The TV channels have also been advised to exercise maximum restraint, caution and sensitivity while showing such reality shows and programmes.
These days, children in India are exposed to many things on TV channels through various programmes, shows and serials. A closer look at most advertisements on TV should pave the way for a healthy discussion between parents and educators to raise concerns about what is suitable for children to watch. Researchers also pinpoint towards the mental well-being and emotional health of children who are pushed to compete with each other on TV reality shows, many of them later turning depressed at a very young age as they are not mature enough to understand that ‘failure’ happens and that a healthy competition involves winning and losing.
Countries like France have consistently urged parents to not allow children under three years to watch TV and the American Academy of pediatricians in the US advocated for a complete ban on TV screen time until a child is at least 18 months.
Now an advisory has been issued by the I&B Ministry taking note of several dance based reality TV shows which portray young children performing dance moves that had originally been done by adults in movies and other popular modes of entertainment. Given that these dance moves are often suggestive and age-inappropriate, it is noted that this may also have distressing impact on children, thereby impacting their minds at a very young and impressionable age.
Therefore, the I&B Ministry has directed private satellite TV channels to adhere to the provisions contained in Programme & Advertising Codes prescribed under the Cable Television Networks (Regulation) Act, 1995 and its rules.
According to the above mentioned rules, no programme should be carried on TV which denigrates children. Also, TV programmes meant for children should not contain any bad language or explicit scenes of violence.
Further, the I&B Ministry has issued an Advisory to all private satellite TV channels to ensure that they avoid showing children in a suggestive and inappropriate manner, particularly in dance reality shows or any such programmes. The TV channels have also been advised to exercise maximum restraint, caution and sensitivity while showing such reality shows and programmes.

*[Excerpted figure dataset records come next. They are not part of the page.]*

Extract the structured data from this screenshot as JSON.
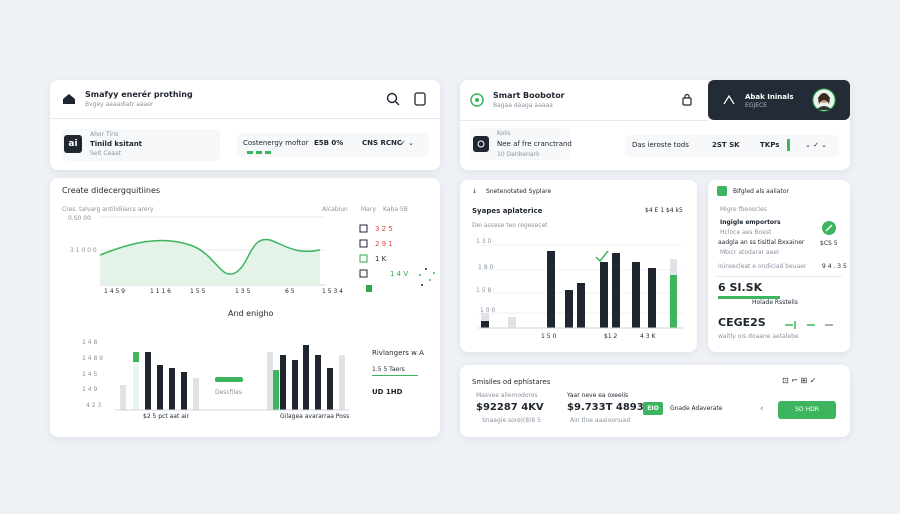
{
  "left": {
    "header": {
      "title": "Smafyy enerér prothing",
      "subtitle": "Bvgey aaaadiatr aaaer"
    },
    "profile": {
      "icon": "ai",
      "label": "Ahor Tiris",
      "name": "Tinild ksitant",
      "note": "Seit Ceaat"
    },
    "stat": {
      "label": "Costenergy moftor",
      "value": "E5B 0%",
      "code": "CNS RCNC"
    },
    "trend": {
      "title": "Create didecergquitiines",
      "subtitle": "Cres. talvarg antilidiiaics arery",
      "legend": [
        "Alcabiun",
        "Mary",
        "Kaba 5B"
      ],
      "y_labels": [
        "0.S0 00",
        "3 1 0 0 0"
      ],
      "x_labels": [
        "1 4 5 9",
        "1 1 1 6",
        "1 5 5",
        "1 3 5",
        "6 5",
        "1 5 3 4"
      ],
      "list": [
        "3 2 5",
        "2 9 1",
        "1 K",
        "1 4 V"
      ]
    },
    "section_title": "And enigho",
    "bars": {
      "y_labels": [
        "1 4 8",
        "1 4 8 9",
        "1 4 5",
        "1 4 9",
        "4 2 3"
      ],
      "caption_a": "$2 5 pct aat air",
      "middle": "Descfiles",
      "caption_b": "Gilagea avararraa Poss",
      "side": [
        "Rivlangers w A",
        "1.5 5 Taers",
        "UD 1HD"
      ]
    }
  },
  "right": {
    "header": {
      "title": "Smart Boobotor",
      "subtitle": "Bagaa daaga aaaaa"
    },
    "account": {
      "name": "Abak Ininals",
      "sub": "EGJECE"
    },
    "profile": {
      "label": "Kolis",
      "name": "Nee af fre cranctrand",
      "note": "10 Danbenark"
    },
    "stat": {
      "label": "Das ieroste tods",
      "value": "2ST SK",
      "code": "TKPs"
    },
    "chart": {
      "title": "Snetenotated Syplare",
      "heading": "Syapes aplaterice",
      "total": "$4 E 1 $4 k5",
      "subtitle": "Dei assese teo regesecet",
      "y_labels": [
        "1 3 0",
        "1 8 0",
        "1 5 8",
        "1 0 0"
      ],
      "x_labels": [
        "1 5 0",
        "$1 2",
        "4 3 K"
      ]
    },
    "side": {
      "title": "Bifgled als aaliator",
      "sub": "Migre fbeoscles",
      "item": "Ingigle emportors",
      "lines": [
        "Hcloce aes Boest",
        "aadgla an ss tisitlal Bxxainer",
        "Mbicr atodarar aeel",
        "Ioinsecleat e ondiciad beuaer"
      ],
      "values": [
        "$CS 5",
        "9 4 . 3 5"
      ],
      "big": "6 SI.SK",
      "big_note": "Holade Rsstelis",
      "code": "CEGE2S",
      "code_note": "waitly ois doaane aetalebe"
    },
    "summary": {
      "title": "Smisiles od ephistares",
      "a_label": "Masvee aliemodores",
      "a_value": "$92287 4KV",
      "a_note": "Snaagie sore|(8)8 5",
      "b_label": "Yaar neve ea oxeeiis",
      "b_value": "$9.733T 4893",
      "b_note": "Ain tlne aaaioonuad",
      "chip": "EIO",
      "chip_note": "Gnade Adaverate",
      "button": "SO HDR"
    }
  }
}
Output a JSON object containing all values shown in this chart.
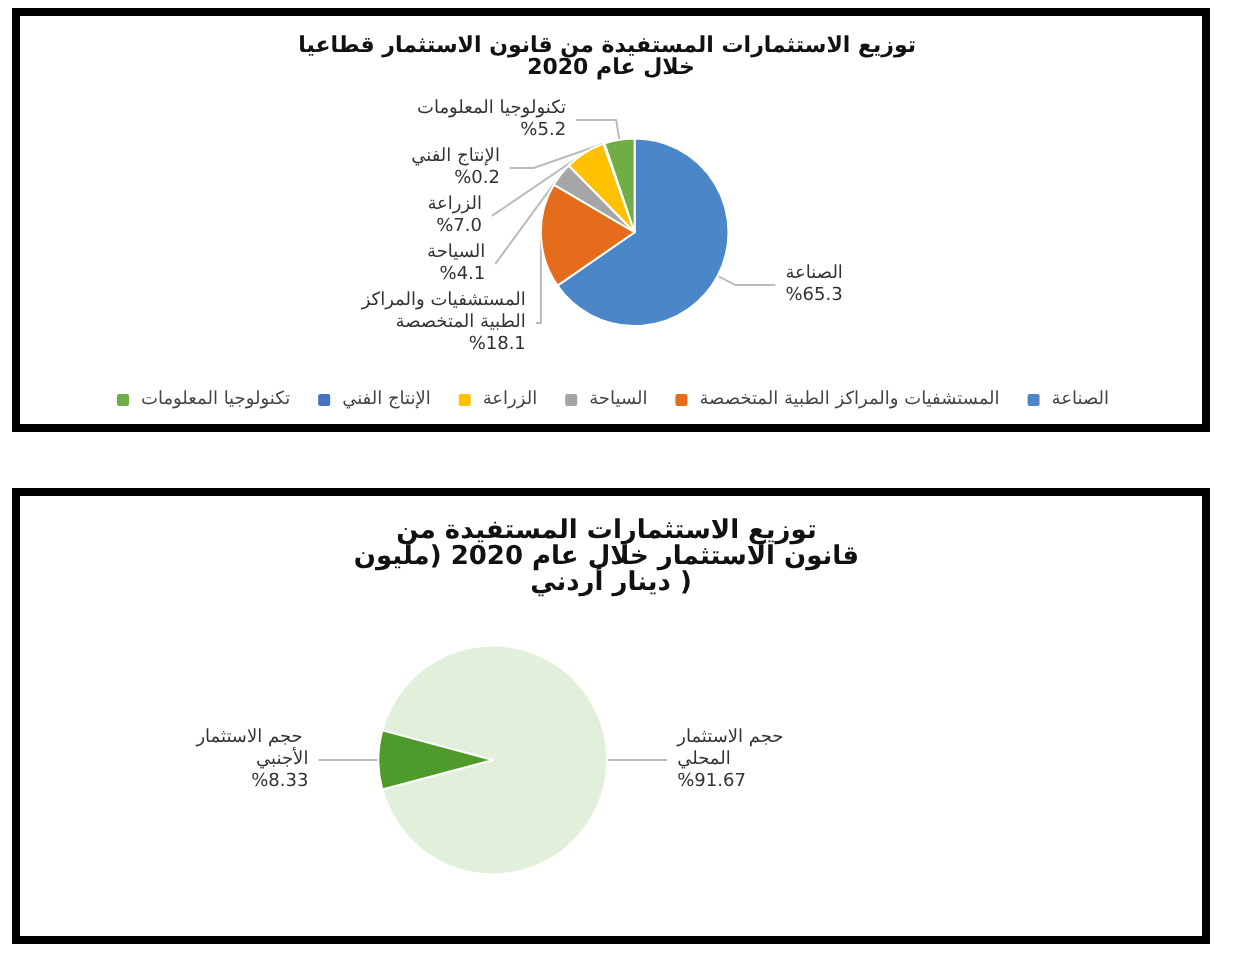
{
  "chart_data": [
    {
      "type": "pie",
      "title": "توزيع الاستثمارات المستفيدة من قانون الاستثمار قطاعيا خلال عام 2020",
      "categories": [
        "الصناعة",
        "المستشفيات والمراكز الطبية المتخصصة",
        "السياحة",
        "الزراعة",
        "الإنتاج الفني",
        "تكنولوجيا المعلومات"
      ],
      "values": [
        65.3,
        18.1,
        4.1,
        7.0,
        0.2,
        5.2
      ],
      "value_labels": [
        "%65.3",
        "%18.1",
        "%4.1",
        "%7.0",
        "%0.2",
        "%5.2"
      ],
      "colors": [
        "#4a86c8",
        "#e46c1a",
        "#a5a5a5",
        "#ffc000",
        "#4472c4",
        "#70ad47"
      ],
      "legend": "bottom"
    },
    {
      "type": "pie",
      "title": "توزيع الاستثمارات المستفيدة من قانون الاستثمار خلال عام 2020 (مليون دينار أردني )",
      "categories": [
        "حجم الاستثمار المحلي",
        "حجم الاستثمار الأجنبي"
      ],
      "values": [
        91.67,
        8.33
      ],
      "value_labels": [
        "%91.67",
        "%8.33"
      ],
      "colors": [
        "#e2efda",
        "#4e9a2a"
      ]
    }
  ]
}
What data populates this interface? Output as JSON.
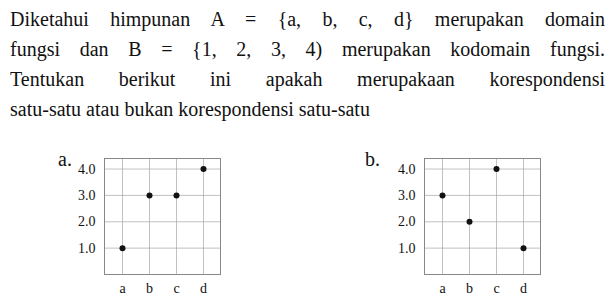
{
  "text": {
    "lines": [
      "Diketahui himpunan A = {a, b, c, d} merupakan domain",
      "fungsi dan B = {1, 2, 3, 4) merupakan kodomain fungsi.",
      "Tentukan berikut ini apakah merupakaan korespondensi",
      "satu-satu atau bukan korespondensi satu-satu"
    ]
  },
  "chart_data": [
    {
      "type": "scatter",
      "title": "a.",
      "categories": [
        "a",
        "b",
        "c",
        "d"
      ],
      "values": [
        1,
        3,
        3,
        4
      ],
      "color": "#111111",
      "ylim": [
        0,
        4.4
      ],
      "yticks": [
        1,
        2,
        3,
        4
      ],
      "grid": true
    },
    {
      "type": "scatter",
      "title": "b.",
      "categories": [
        "a",
        "b",
        "c",
        "d"
      ],
      "values": [
        3,
        2,
        4,
        1
      ],
      "color": "#111111",
      "ylim": [
        0,
        4.4
      ],
      "yticks": [
        1,
        2,
        3,
        4
      ],
      "grid": true
    }
  ]
}
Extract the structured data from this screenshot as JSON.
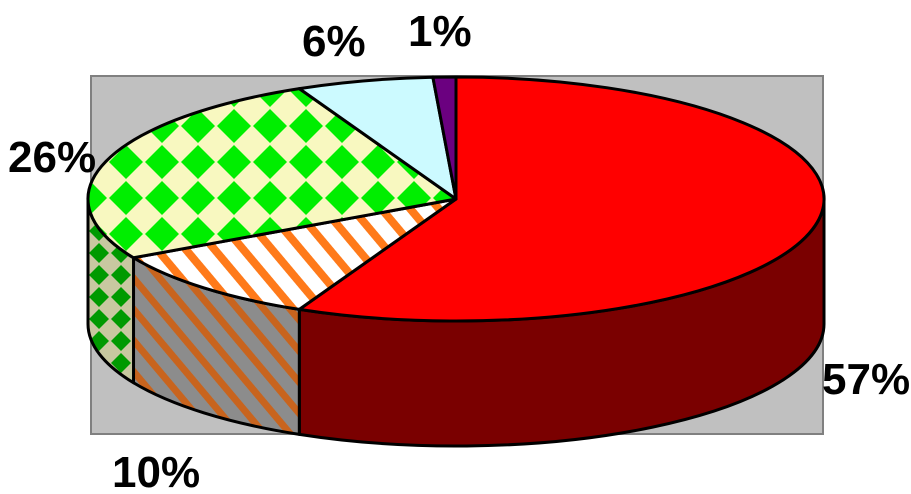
{
  "chart_data": {
    "type": "pie",
    "three_d": true,
    "background": "gray-plot-area",
    "slices": [
      {
        "label": "57%",
        "value": 57,
        "top_color": "#ff0000",
        "side_color": "#7a0000",
        "pattern": "solid"
      },
      {
        "label": "10%",
        "value": 10,
        "top_color": "#ffffff",
        "side_color": "#8c8c8c",
        "pattern": "diagonal-stripes",
        "stripe_color": "#ff7a1a"
      },
      {
        "label": "26%",
        "value": 26,
        "top_color": "#f8f8c0",
        "side_color": "#c8c8a0",
        "pattern": "diamond-checker",
        "pattern_color": "#00ee00",
        "side_pattern_color": "#009a00"
      },
      {
        "label": "6%",
        "value": 6,
        "top_color": "#ccfaff",
        "side_color": "#9ad8e0",
        "pattern": "solid"
      },
      {
        "label": "1%",
        "value": 1,
        "top_color": "#6b0080",
        "side_color": "#400050",
        "pattern": "solid"
      }
    ],
    "colors": {
      "plot_background": "#c0c0c0",
      "outline": "#000000"
    }
  }
}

In 2008, France blocked a TV channel from launching and banned broadcasters from targeting under three year old children.
In his book on the subject, Dr. Aric Sigma highlights global concerns with region-specific models. For instance, he cites that on an average a teenager from Britain spends six hours watching the screen at home. If this statistic is not disturbing enough, the number is as high as up to eight hours in North America. According to the doctor, the most critical time for a child’s brain growth is in the first three years of life.
The Canadian Paediatric Society says that no child should be allowed to have a TV, computer or video game in their bedroom.
As more child-friendly initiatives thrive across other countries, it is the small steps that India can take which can eventually make a big difference to create the right kind of impact for the well being of children.